Importing the obesity data set for analysis

library (tidyverse)
obesity <- read.csv(file.choose())

Numeric summary for ‘family_history_with_overweight’ where value = ‘yes’

obesity |>
  count(family_history_with_overweight == 'yes')
##   family_history_with_overweight == "yes"    n
## 1                                   FALSE  385
## 2                                    TRUE 1726

Based on the summary of the data set in the environment, we know that there are 2,111 observations. By counting the number of times ‘yes’ appears in the family_history_with_overweight column, we can establish how many of the patients in the data set have a history of obesity in the family versus how many do not. This can provide insight into the genetic aspect of obesity, as well as could potentially be a risk factor identifier. A question that this poses, however, is what the correlation looks like between patients who are obese and whether or not they have a family history of obesity.

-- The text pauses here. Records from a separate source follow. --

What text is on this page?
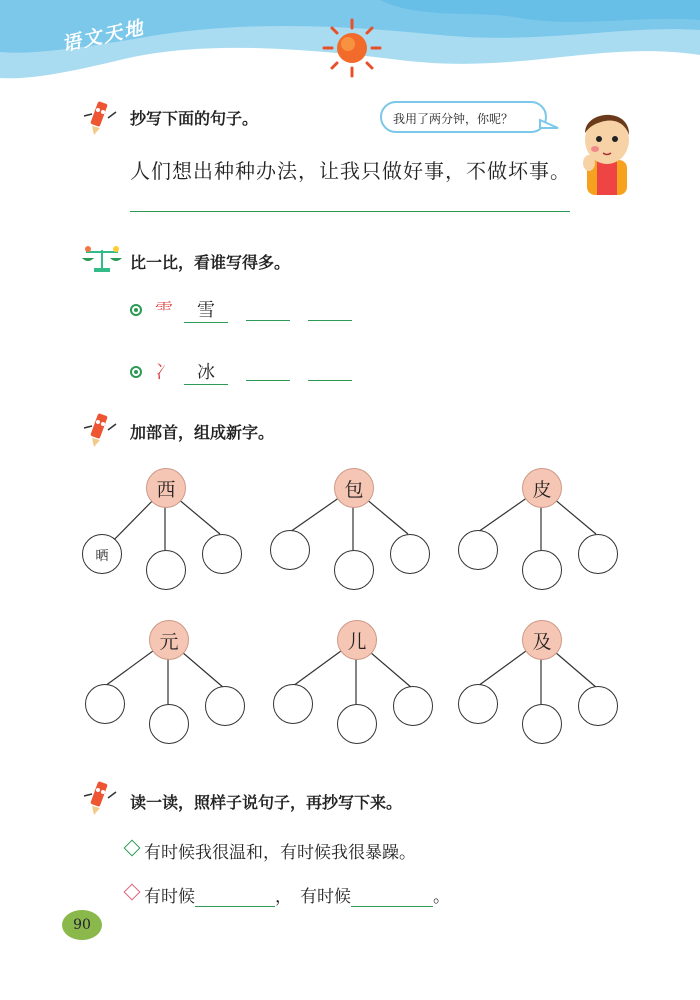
语文天地
抄写下面的句子。	我用了两分钟，你呢？
人们想出种种办法，让我只做好事，不做坏事。
比一比，看谁写得多。
⻗	雪
冫	冰
加部首，组成新字。
西
晒
包	皮
元	儿	及
读一读，照样子说句子，再抄写下来。
有时候我很温和，有时候我很暴躁。
有时候	， 有时候	。
90
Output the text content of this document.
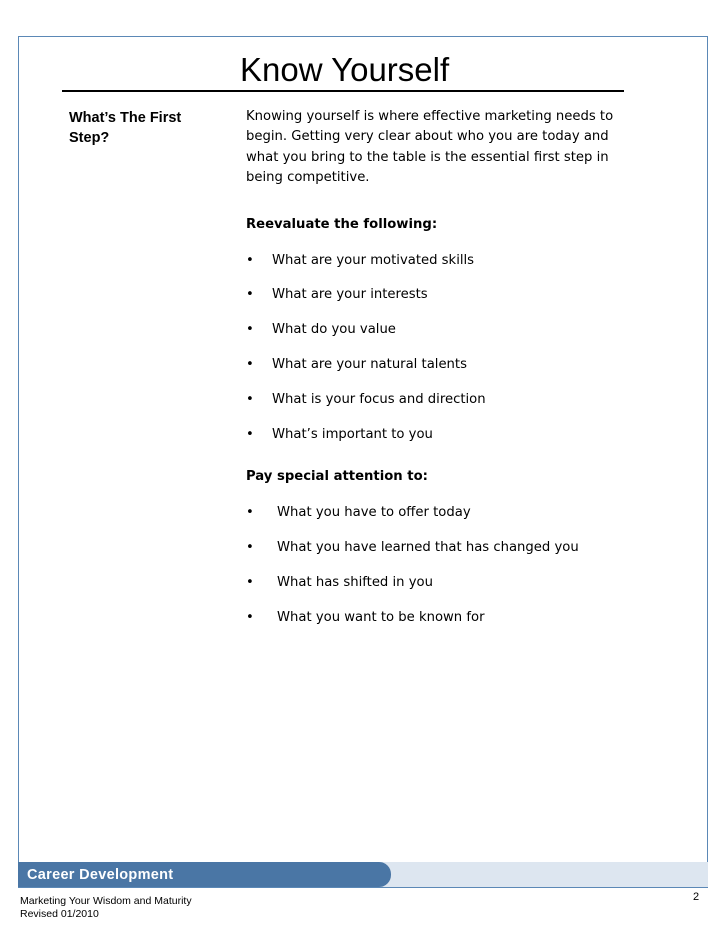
Know Yourself
What’s The First Step?

Knowing yourself is where effective marketing needs to begin. Getting very clear about who you are today and what you bring to the table is the essential first step in being competitive.

Reevaluate the following:
• What are your motivated skills
• What are your interests
• What do you value
• What are your natural talents
• What is your focus and direction
• What’s important to you
Pay special attention to:
• What you have to offer today
• What you have learned that has changed you
• What has shifted in you
• What you want to be known for
Career Development
Marketing Your Wisdom and Maturity
Revised 01/2010
2
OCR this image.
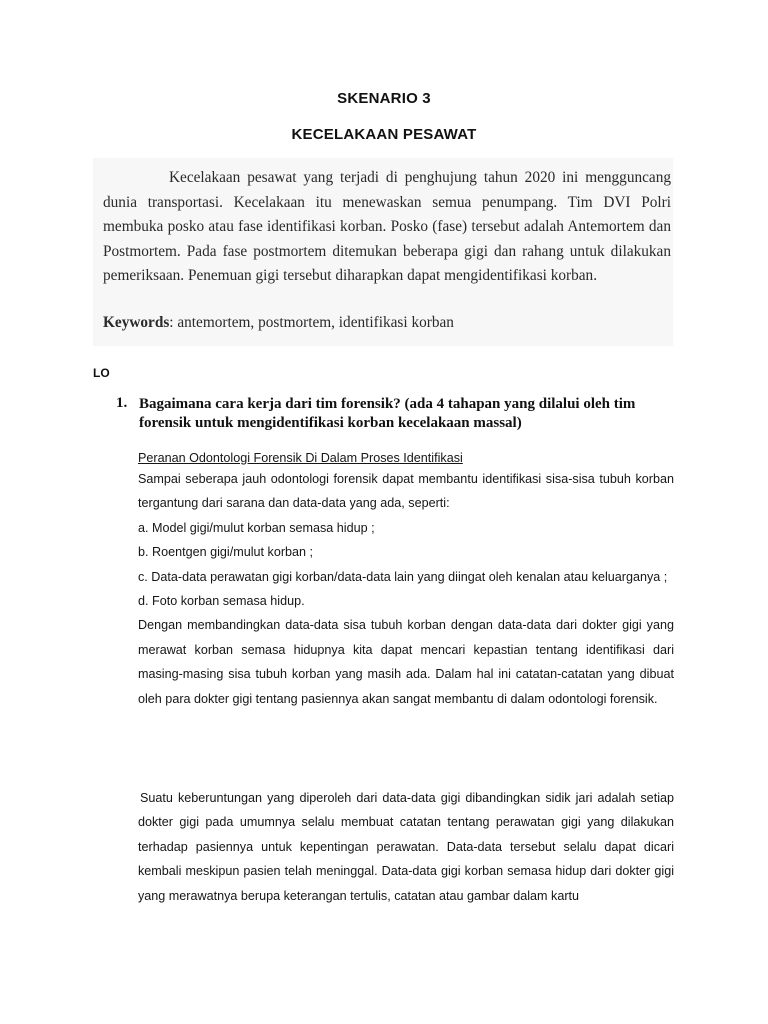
SKENARIO 3
KECELAKAAN PESAWAT
Kecelakaan pesawat yang terjadi di penghujung tahun 2020 ini mengguncang dunia transportasi. Kecelakaan itu menewaskan semua penumpang. Tim DVI Polri membuka posko atau fase identifikasi korban. Posko (fase) tersebut adalah Antemortem dan Postmortem. Pada fase postmortem ditemukan beberapa gigi dan rahang untuk dilakukan pemeriksaan. Penemuan gigi tersebut diharapkan dapat mengidentifikasi korban.
Keywords: antemortem, postmortem, identifikasi korban
LO
1. Bagaimana cara kerja dari tim forensik? (ada 4 tahapan yang dilalui oleh tim forensik untuk mengidentifikasi korban kecelakaan massal)
Peranan Odontologi Forensik Di Dalam Proses Identifikasi

Sampai seberapa jauh odontologi forensik dapat membantu identifikasi sisa-sisa tubuh korban tergantung dari sarana dan data-data yang ada, seperti:

a. Model gigi/mulut korban semasa hidup ;

b. Roentgen gigi/mulut korban ;

c. Data-data perawatan gigi korban/data-data lain yang diingat oleh kenalan atau keluarganya ;

d. Foto korban semasa hidup.

Dengan membandingkan data-data sisa tubuh korban dengan data-data dari dokter gigi yang merawat korban semasa hidupnya kita dapat mencari kepastian tentang identifikasi dari masing-masing sisa tubuh korban yang masih ada. Dalam hal ini catatan-catatan yang dibuat oleh para dokter gigi tentang pasiennya akan sangat membantu di dalam odontologi forensik.

Suatu keberuntungan yang diperoleh dari data-data gigi dibandingkan sidik jari adalah setiap dokter gigi pada umumnya selalu membuat catatan tentang perawatan gigi yang dilakukan terhadap pasiennya untuk kepentingan perawatan. Data-data tersebut selalu dapat dicari kembali meskipun pasien telah meninggal. Data-data gigi korban semasa hidup dari dokter gigi yang merawatnya berupa keterangan tertulis, catatan atau gambar dalam kartu
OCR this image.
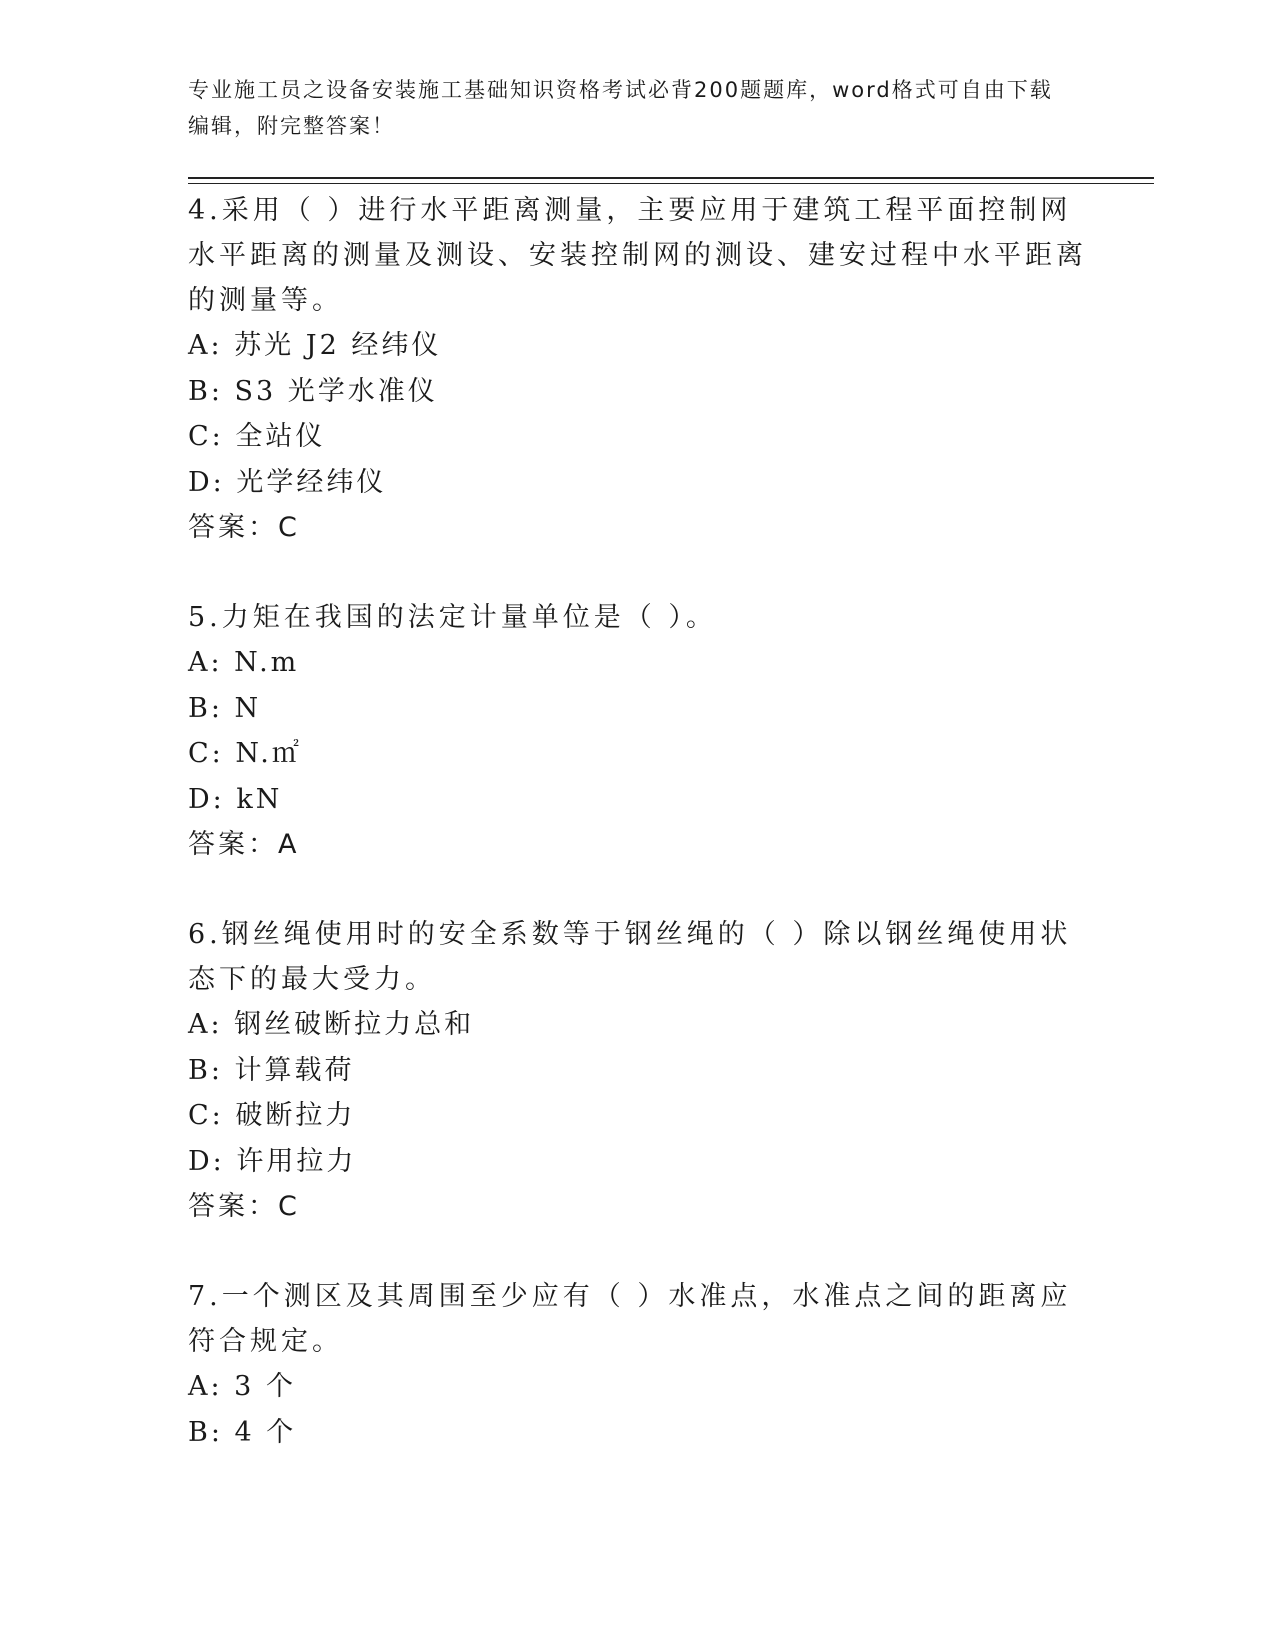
专业施工员之设备安装施工基础知识资格考试必背200题题库，word格式可自由下载编辑，附完整答案！
4.采用（ ）进行水平距离测量，主要应用于建筑工程平面控制网水平距离的测量及测设、安装控制网的测设、建安过程中水平距离的测量等。
A: 苏光 J2 经纬仪
B: S3 光学水准仪
C: 全站仪
D: 光学经纬仪
答案：C
5.力矩在我国的法定计量单位是（ ）。
A: N.m
B: N
C: N.㎡
D: kN
答案：A
6.钢丝绳使用时的安全系数等于钢丝绳的（ ）除以钢丝绳使用状态下的最大受力。
A: 钢丝破断拉力总和
B: 计算载荷
C: 破断拉力
D: 许用拉力
答案：C
7.一个测区及其周围至少应有（ ）水准点，水准点之间的距离应符合规定。
A: 3 个
B: 4 个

Numeric summary for ‘age’- minimum, maximum, and mean age

min_age <- min(obesity$Age) 
max_age <- max(obesity$Age) 
mean_age <- mean(obesity$Age)

min_age
## [1] 14
max_age
## [1] 61
mean_age
## [1] 24.3126

Based on the minimum, maximum, and mean age in this data set, we can see that the youngest patient is 14, the oldest is 61, but the average age is around 24. This implies that more patients are on the younger end of the scale, which means that we might potentially be missing out on a lot of information about the elder population. A question this raises for me would be why we’re missing that data - is it just because of the population of where this data was collected, or was the collection biased in some way?

3 Novel Questions to investigate

The first question I want to investigate if there is a significant relationship between having a family history of obesity and the patient being obese. As I mentioned earlier, understanding this relationship can help determine if familial history of obesity is a good diagnostic tool to help with preventative measures.

The second question I want to investigate is how additional lifestyle factors included in this data set, specifically smoking and forms of transportation, relate to the patient being obese or not. I have a hypothesis that individuals who smoke and who walk/bike as their form of transportation will be in the normal weight category, but then proving this hypothesis would warrant further research that this dataset doesn’t cover about other health markers.

The third question I want to investigate is what the distribution of weight looks like over the patient population. I’ve alread assessed the age of the patients, and so the variance of weight would help me understand the diversity of the data set better.

Address one of those 3 questions with an aggregate function

I will be addressing the variance of the weight across the data set.

weight_mean <- mean(obesity$Weight)
weight_mean 
## [1] 86.58606
weight_var <- var(obesity$Weight)
weight_var
## [1] 685.9775

The mean weight is 86.58606 kg, and the variance is 685.9775. From my basic understanding of variance, this means that the weight in this data set vary greatly from the mean. With just this information, it is difficult to draw any significant conclusions, but this does make me interested in the relationship between height, age, and weight. I might potentially be able to visualize these relationships, or calculate the BMI and map it by age.

Visualization of the distribution of weight

library(ggplot2)

obesity |>
  ggplot() +
  geom_boxplot(mapping = aes(x = Age, y= Weight)) +
  labs(title = 'Weight Distribution by Age',
       y = 'Weight') +
  theme_minimal()

This box plot shows the distribution of weight, as well as the range of ages in the data set. We can see that the ages range from below 20 to just below 60, and the average weight is around 85 kg. However, the weighs range from below 60 kg all the way up to above 150 kg. Additionally, this plot shows that outliers do exist in this dataset, which is something I should be mindful of going forwards in my analysis. The main insight I was able to gain from this graph is the span of data contained in this data set, which I believe will be valuable to any further analysis I do since I have an overall bigger picture of what I’m working with.

Visualization of transportation

obesity |>
  ggplot()+
  geom_bar(mapping = aes(x = MTRANS, fill = family_history_with_overweight)) +
  theme_minimal() +
  scale_fill_brewer(palette = 'RdPu') +
  labs(title='Family History of Obesity by Transportation Used')

This bar chart shows the distribution of what kinds of transportation patients use as their main form, split up by whether or not they have a family history of being overweight. A large insight gathered from this visualization is that most people either use public transportation or some kind of automobile, and most of the people that use those forms of transportation have a family history of overweight. This does raise the question, to me, of whether or not there is actually a correlation here, or if this result is just because public transportation and automobiles are the two most popular forms of transportation regardless of whether or not someone is obese or has a history of obesity in their family. I also would like to see how this graph would look if I replaced the family_history_with_overweight variable with the weight category for each patient.